Con esto, no pretendemos plantear que las soluciones habitacionales para los más necesitados no sean de suma importancia, pero es un ámbito que —a estas alturas— el MINVU tiene ya en su ADN, habiendo ganado en suficiente expertise. Es hora de dar un paso evolutivo y necesario para la adaptación a nuestro entorno: mirar las políticas de ciudad como uno de los grandes temas que enfrentamos hoy cuando queremos ser un país desarrollado y, de la mano, mejorar de manera concreta el ya sobreutilizado concepto de calidad de vida. La gestión de ciudades es, en sí, una potente directriz para realizar transformaciones desde el sector público.
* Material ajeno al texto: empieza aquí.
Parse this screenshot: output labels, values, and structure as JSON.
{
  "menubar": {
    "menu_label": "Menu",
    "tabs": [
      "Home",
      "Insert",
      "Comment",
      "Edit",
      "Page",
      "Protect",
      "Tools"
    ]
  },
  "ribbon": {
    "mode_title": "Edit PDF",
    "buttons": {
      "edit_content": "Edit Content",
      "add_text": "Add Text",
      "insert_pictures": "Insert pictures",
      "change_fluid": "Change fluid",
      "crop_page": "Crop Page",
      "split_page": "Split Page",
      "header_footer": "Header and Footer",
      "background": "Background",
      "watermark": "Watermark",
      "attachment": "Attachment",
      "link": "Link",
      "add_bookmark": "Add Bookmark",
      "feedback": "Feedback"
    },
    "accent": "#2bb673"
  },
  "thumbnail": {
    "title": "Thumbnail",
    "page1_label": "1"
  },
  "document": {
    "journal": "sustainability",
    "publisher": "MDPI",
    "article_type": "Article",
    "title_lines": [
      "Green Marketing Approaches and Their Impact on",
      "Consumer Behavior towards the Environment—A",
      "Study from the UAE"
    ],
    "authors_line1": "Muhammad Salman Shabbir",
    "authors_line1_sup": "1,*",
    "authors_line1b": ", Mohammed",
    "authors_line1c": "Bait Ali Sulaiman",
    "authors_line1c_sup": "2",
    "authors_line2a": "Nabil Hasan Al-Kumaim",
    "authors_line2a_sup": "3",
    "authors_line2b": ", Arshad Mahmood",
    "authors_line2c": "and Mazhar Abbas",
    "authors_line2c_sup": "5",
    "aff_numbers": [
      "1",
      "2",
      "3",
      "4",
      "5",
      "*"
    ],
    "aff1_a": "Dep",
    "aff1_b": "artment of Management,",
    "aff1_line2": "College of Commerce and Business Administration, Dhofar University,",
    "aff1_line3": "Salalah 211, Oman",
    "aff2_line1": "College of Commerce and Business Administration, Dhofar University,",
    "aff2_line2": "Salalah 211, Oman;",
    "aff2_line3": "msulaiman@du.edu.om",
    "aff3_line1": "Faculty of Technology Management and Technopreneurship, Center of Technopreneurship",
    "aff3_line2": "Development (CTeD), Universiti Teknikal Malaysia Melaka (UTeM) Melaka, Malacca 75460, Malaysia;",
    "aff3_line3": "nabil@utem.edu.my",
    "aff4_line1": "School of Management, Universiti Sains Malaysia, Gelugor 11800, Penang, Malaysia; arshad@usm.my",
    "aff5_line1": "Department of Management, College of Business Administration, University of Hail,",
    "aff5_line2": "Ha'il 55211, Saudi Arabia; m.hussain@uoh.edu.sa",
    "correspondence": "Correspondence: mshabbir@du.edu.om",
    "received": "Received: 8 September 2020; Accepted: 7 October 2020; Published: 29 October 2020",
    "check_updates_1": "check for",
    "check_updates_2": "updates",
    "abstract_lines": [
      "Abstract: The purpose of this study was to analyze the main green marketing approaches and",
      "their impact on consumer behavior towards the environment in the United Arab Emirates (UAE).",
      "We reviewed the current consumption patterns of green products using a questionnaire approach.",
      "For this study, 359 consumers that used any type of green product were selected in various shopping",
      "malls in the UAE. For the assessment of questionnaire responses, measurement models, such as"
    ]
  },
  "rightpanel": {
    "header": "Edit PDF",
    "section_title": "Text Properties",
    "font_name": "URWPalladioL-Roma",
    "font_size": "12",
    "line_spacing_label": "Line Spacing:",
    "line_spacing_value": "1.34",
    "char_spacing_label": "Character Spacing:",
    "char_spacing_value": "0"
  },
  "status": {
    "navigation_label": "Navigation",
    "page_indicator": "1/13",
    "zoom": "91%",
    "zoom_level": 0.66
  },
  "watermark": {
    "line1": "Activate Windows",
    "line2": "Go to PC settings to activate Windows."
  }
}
Es precisamente aquí donde se encuentra una gran oportunidad para el nuevo gobierno: hacer real lo ya diagnosticado, es decir, las iniciativas, los mecanismos de gestión urbana y sus proyectos. Y que, más allá del discurso, le den una nueva cara a nuestras ciudades. Santiago, después de las concesiones, tiene otra cara. Hoy, el MINVU y los gobiernos regionales se encuentran en una posición privilegiada para realizar una segunda transformación urbana significativa, que no debería ser desperdiciada. Para esto, recomendamos tres líneas de acción que, además —y esto las hace interesantes—, no son excluyentes entre sí.

La primera: potenciar lo ya realizado por el Consejo Nacional de Desarrollo Urbano, cuya propuesta de política pública fue elaborada durante el primer gobierno de Sebastián Piñera, y continuada por un equipo políticamente transversal, ya que tiene propuestas concretas para llevar a cabo su base conceptual. La prolijidad de sus diagnósticos y políticas son motivo para enfocarse en aterrizarlas y ejecutarlas.
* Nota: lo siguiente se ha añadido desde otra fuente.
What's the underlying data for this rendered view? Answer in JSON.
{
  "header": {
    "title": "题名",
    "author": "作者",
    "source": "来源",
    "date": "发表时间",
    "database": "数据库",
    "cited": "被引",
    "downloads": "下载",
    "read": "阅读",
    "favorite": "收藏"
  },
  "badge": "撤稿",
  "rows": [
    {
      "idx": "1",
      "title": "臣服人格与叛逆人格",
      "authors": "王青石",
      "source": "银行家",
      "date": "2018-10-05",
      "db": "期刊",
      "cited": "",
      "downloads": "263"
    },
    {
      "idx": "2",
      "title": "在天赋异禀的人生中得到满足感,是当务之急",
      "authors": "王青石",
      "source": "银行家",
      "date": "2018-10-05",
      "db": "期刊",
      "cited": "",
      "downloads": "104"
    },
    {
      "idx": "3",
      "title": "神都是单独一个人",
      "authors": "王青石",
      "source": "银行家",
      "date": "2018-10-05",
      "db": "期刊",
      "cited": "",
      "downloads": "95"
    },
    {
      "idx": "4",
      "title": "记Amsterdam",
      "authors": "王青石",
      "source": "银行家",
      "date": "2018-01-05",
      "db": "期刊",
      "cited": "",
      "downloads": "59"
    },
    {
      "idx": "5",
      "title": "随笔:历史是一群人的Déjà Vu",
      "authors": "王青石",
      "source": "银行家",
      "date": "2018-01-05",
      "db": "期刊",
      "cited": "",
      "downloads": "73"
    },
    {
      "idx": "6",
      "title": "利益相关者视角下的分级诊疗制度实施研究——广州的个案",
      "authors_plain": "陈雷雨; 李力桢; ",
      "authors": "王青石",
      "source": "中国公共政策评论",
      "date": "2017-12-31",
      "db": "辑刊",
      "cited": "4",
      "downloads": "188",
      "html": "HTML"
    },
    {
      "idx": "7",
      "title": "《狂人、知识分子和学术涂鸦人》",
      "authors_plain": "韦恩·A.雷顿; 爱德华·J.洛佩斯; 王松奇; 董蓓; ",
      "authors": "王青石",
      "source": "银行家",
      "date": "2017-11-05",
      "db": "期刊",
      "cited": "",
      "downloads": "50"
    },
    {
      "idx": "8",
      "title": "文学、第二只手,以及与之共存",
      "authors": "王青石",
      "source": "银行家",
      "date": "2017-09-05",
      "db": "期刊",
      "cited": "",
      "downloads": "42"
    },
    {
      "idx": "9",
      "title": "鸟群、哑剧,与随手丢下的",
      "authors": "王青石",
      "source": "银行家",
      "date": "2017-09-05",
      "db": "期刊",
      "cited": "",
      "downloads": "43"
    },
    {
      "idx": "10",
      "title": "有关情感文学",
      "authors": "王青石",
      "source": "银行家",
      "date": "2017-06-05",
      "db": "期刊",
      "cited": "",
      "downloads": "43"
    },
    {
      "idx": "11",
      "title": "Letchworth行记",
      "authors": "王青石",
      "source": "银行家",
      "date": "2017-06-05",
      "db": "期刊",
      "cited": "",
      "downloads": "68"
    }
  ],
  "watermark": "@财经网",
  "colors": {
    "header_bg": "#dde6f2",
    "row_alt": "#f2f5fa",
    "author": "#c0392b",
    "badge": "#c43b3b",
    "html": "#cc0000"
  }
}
Una segunda línea guarda relación con abordar la complejidad, obsolescencia y dispersión de la normativa urbana y su institucionalidad, uno de los tantos desafíos que debiese enfrentar la modernización del Estado. Hoy en día, un proyecto inmobiliario se puede enfrentar, fácilmente, a 27 instituciones del Estado es sus distintas etapas. Algo nada bueno para nadie: muchos recursos del Estado mal invertidos, seccionados y una burocracia abrumante para el sector privado. Y si bien es necesaria para la transparencia, resulta poco eficiente y mejorable. Consensuemos que las ciudades las construyen principalmente los privados, cuya compleja relación con el ente público nos tiene al borde de la discrecionalidad, con la que finalmente todos perdemos. Es hora de actualizar la normativa y fortalecer la gestión de las áreas metropolitanas por medio de una institucionalidad planificadora e integradora, es decir, abordar profundamente la gobernanza metropolitana.
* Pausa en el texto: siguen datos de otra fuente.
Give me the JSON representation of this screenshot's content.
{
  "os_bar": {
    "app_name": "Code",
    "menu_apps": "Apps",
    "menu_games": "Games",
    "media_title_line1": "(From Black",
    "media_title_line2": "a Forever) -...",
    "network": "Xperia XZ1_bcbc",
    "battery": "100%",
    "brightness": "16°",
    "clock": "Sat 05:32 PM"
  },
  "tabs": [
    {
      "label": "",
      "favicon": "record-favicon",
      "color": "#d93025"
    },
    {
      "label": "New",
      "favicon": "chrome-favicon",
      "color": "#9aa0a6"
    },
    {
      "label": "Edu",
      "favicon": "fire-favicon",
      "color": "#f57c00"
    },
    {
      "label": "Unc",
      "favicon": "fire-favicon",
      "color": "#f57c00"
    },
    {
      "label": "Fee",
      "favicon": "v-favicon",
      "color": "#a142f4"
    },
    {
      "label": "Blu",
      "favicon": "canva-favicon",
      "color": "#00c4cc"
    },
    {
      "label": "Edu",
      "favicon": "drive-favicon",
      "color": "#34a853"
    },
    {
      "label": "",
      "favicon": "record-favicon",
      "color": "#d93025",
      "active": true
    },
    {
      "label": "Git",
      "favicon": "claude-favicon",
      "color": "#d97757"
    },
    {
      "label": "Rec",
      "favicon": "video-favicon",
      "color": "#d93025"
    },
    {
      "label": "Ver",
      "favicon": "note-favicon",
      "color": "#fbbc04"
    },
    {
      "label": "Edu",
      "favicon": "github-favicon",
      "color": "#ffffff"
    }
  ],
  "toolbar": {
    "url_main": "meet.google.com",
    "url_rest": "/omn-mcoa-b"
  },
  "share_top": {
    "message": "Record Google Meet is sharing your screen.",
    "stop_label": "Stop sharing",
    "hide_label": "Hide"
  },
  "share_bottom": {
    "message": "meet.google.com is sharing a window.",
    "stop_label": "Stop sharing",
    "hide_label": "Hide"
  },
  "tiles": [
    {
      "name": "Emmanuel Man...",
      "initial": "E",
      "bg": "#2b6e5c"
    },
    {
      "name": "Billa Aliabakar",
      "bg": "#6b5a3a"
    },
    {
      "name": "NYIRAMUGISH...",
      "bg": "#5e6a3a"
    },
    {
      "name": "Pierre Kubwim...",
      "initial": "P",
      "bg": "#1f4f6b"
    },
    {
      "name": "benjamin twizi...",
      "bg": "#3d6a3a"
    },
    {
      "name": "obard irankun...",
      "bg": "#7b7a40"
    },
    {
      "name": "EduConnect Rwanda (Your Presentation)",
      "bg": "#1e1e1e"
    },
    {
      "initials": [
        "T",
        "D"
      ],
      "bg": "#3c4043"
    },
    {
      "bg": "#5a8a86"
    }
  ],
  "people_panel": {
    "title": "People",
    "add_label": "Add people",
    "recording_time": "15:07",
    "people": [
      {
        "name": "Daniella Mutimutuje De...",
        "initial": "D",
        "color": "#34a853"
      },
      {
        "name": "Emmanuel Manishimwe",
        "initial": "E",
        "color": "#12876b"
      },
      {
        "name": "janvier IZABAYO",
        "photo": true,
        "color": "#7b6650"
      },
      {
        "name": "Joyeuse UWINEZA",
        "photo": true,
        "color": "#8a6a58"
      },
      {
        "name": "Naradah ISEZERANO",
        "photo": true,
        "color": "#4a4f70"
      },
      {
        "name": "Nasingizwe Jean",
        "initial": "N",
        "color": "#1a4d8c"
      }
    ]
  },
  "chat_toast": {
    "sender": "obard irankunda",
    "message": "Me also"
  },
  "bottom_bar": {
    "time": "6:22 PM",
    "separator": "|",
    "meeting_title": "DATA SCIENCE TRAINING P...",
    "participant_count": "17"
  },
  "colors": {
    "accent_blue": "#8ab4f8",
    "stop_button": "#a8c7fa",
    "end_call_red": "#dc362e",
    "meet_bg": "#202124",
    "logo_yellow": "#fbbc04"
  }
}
Por último, centrarse en mejorar la forma en que ejecutamos los proyectos emblemáticos y detonantes del desarrollo. Con consenso y voluntad intersectorial, se pueden hacer cambios con impacto real para enfrentar y dar solución a las problemáticas que las dinámicas urbanas nos plantean, tales como la falta de áreas verdes y su distribución, paralelamente con la necesaria incorporación de estándares urbanos garantizados. Nada sacamos con tener grandes planes de áreas verdes, movilidad e infraestructura, si para el primero no tenemos recursos para su mantención y el segundo, se materializa finalmente como una ciclovía que termina en un poste de luz.

La oportunidad está a la mano. Inauguremos el Ministerio de la Ciudad y Territorio: podemos hacer ciudad con viviendas, tal como propone el programa de Sebastián Piñera, pero también —en la medida en que se vaya cambiando el foco— lograr que la ciudad sea más amigable con nuestras vidas y diferencias.